We recently asked our customers to tell us about their favorite zucchini varieties. Quite a few people mentioned two varieties that technically aren't zucchini at all — they are known as Zucchetta. But the flavor is comparable and perhaps even better than most zucchinis. And they are not subject to the common problems of summer squash such as squash bugs and powdery mildew. In appearance, they differ from zucchini in one crucial respect — they are enormous plants that require either a sturdy trellis or a lot of space to sprawl. On a trellis, the fruits will be long and straight; on the ground, they will curl and curve.
Serpent of Sicily is actually a member of the gourd family (Lagenaria siceraria). The fruits can grow to 3 feet long and if left to mature will in fact become hard-shelled like gourds. Italians eat them when they are much smaller, though, as small as 6 inches. At that point, they cook up much like zucchini. Serpent of Sicily is known by so many names in Italy, including Cucuzza and Zucchetta da Pergola, a reference to the structure it will cover over the course of the growing season. It has white flowers and large soft leaves. The seeds are somewhat rectangular and have an extremely hard shell — many people soak them overnight or even scratch them with sandpaper to aid germination.
Pat Corpora of Bethlehem, PA, explains how to succeed with Serpent of Sicily: "It starts with finding a sunny spot where I can build a trellis or arbor for these aggressive climbers to grow. I don’t bother to scrape the seed shells or soak the seeds. They germinate just fine if the soil is wet and warm. I fill a good size hole with organic leaf compost and plant 3-4 seeds in each spot.
"When seeds germinate I train them to grow on the trellis or arbor, although they manage just fine on their own. One important and delicious element is to prune the side growing tips of the vine and sauté them in olive oil. They are delicious and keeps the vine from getting overly bushy. Otherwise, I pick most of the cucuzza when it is 12-18 inches long. My favorite preparation is sautéed with onion, garlic and tomato sauce, and eaten with some homemade crusty bread. I do leave a couple of cucuzza on the vine, letting them grow to 3-4 feet. They become the center of attention in the neighborhood." See Pat's trellis here:
Tromba d'Albenga (Cucurbita moschata) is also a huge vining plant that produces many fruits, which are firmer and nuttier flavored than summer squash. It is known in Italy as Tromboncino.
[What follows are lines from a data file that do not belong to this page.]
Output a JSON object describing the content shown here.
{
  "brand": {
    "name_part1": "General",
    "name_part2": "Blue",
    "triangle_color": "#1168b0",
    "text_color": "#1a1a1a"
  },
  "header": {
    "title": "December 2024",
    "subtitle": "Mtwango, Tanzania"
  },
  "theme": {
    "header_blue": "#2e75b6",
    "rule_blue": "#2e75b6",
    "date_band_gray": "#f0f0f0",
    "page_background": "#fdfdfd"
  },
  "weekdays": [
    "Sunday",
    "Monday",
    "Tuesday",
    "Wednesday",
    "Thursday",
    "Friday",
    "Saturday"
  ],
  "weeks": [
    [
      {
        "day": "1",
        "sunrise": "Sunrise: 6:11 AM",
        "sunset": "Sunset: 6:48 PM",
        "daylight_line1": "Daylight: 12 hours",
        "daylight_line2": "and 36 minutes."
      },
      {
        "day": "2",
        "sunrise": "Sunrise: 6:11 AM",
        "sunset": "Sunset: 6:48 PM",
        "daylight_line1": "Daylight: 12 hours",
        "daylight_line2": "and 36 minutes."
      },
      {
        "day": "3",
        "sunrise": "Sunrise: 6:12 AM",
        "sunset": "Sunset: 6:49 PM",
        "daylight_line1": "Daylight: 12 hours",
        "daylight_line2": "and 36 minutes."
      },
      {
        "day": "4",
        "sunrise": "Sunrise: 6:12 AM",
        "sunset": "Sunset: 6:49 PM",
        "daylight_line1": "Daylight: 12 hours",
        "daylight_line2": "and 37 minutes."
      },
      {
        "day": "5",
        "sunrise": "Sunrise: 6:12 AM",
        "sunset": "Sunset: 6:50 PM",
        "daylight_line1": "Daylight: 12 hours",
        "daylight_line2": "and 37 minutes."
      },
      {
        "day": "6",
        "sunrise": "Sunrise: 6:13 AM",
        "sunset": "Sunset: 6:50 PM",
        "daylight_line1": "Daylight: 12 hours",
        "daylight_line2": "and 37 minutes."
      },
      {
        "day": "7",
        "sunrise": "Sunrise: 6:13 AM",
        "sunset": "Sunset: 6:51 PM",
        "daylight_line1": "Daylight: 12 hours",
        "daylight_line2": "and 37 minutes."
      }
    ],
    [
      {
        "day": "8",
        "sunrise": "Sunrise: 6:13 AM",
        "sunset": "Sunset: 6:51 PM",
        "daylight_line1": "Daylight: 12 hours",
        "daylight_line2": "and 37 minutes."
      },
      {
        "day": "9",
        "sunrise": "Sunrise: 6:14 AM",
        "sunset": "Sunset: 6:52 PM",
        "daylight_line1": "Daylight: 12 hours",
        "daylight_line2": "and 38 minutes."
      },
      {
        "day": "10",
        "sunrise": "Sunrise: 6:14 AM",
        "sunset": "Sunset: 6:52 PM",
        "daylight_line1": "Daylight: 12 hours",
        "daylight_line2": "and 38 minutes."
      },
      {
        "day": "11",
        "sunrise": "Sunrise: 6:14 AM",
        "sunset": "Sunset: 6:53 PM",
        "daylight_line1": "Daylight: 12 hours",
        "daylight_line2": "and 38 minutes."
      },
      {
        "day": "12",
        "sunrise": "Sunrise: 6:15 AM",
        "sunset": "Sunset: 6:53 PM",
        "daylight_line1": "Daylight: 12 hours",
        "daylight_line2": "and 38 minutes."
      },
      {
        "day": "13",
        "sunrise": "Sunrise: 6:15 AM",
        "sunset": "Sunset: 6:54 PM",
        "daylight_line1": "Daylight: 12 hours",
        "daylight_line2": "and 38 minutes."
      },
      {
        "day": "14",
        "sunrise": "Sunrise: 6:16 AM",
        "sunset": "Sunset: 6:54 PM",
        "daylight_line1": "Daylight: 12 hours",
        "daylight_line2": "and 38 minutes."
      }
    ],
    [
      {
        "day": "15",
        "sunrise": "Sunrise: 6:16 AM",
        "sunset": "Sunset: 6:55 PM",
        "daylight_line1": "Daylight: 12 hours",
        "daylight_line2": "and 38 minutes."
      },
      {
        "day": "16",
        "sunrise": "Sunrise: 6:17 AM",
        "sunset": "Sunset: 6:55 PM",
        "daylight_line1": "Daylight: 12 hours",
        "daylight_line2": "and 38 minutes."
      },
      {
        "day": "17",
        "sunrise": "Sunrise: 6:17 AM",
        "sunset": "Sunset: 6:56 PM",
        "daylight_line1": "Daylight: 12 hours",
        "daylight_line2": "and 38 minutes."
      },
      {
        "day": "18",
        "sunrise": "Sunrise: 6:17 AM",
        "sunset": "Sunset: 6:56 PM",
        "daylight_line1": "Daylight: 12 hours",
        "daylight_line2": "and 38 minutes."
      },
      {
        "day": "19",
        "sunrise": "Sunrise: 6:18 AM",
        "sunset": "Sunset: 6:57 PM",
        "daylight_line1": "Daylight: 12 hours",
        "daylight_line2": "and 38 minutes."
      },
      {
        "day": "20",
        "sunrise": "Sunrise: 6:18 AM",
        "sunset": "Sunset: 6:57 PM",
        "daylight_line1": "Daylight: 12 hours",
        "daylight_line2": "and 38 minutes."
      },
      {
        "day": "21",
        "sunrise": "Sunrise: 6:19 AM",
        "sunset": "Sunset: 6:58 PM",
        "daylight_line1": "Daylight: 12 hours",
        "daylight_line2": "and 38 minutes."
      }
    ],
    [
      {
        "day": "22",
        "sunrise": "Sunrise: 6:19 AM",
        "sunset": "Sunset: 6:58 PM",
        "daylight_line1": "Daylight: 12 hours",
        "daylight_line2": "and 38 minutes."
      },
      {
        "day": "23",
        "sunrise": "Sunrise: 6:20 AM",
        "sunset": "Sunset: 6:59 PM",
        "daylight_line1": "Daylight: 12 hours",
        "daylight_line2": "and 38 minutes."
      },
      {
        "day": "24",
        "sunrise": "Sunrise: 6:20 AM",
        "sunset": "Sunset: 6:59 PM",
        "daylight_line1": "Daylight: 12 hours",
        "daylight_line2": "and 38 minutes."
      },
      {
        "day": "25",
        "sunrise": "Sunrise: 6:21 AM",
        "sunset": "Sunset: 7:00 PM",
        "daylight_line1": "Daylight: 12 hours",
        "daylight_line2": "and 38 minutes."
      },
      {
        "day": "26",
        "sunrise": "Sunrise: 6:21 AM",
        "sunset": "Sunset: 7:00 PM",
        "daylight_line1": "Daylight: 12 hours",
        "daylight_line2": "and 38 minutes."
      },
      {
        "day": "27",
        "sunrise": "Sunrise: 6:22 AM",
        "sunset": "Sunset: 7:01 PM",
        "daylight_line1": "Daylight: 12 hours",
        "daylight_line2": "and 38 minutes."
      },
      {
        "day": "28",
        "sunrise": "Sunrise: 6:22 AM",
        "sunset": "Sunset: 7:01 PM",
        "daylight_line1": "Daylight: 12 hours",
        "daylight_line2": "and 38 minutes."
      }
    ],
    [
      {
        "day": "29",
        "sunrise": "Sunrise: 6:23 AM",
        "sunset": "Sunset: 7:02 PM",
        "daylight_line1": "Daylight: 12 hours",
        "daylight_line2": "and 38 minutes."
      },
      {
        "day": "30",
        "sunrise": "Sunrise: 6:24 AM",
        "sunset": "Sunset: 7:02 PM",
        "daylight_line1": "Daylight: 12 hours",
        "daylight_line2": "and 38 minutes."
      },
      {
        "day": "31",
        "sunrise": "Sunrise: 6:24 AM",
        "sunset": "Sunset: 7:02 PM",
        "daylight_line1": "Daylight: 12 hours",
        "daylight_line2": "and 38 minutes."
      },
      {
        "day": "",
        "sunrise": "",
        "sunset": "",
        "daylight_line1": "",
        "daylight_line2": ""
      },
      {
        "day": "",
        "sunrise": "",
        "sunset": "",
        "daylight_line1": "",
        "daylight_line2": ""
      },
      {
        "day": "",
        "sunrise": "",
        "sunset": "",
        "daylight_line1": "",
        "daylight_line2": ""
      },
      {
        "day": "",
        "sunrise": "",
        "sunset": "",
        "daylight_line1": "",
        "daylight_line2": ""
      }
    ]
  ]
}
Juan Laos of Moraga, CA, describes his fantastic experience with growing Tromboncino: "It is a delicious, firm summer squash when picked young like zucchini but much firmer with a better flavor as well as a tasty winter squash that keeps all winter. The flowers are also tasty battered and fried! It is very prolific and sprawling and also very beautiful to look at as it is growing.
"I use the three sisters method of growing. I plant corn, pole beans and squash together with the corn in the middle, beans immediately around the corn 12 inches and the squash alternating between the beans. This system has worked very well for me for many years and I do not have to amend at all other than occasional worm castings and a cover crop in the winter which I sheet mulch with some compost and composted manure in the spring and then plant directly into it. The beans fix nitrogen and provide adequate fertilizer as the season goes on. I sometimes add a 4th plant, mammoth sunflowers. I love the tromboncino as it sprawls out of my garden and into some young oak trees adjacent and downhill. As the squash grow, the vines climb the tree and the squash end up hanging out of the tree! This makes them easy to pick and it looks pretty amazing. I have gotten lots of comments from friends and neighbors."
Here at Seeds from Italy, we always grow one or the other of these varieties in our gardens, with the same excellent results. We can assure you that gardeners coast to coast love growing and eating these unusual squash. We hope you'll give them a try!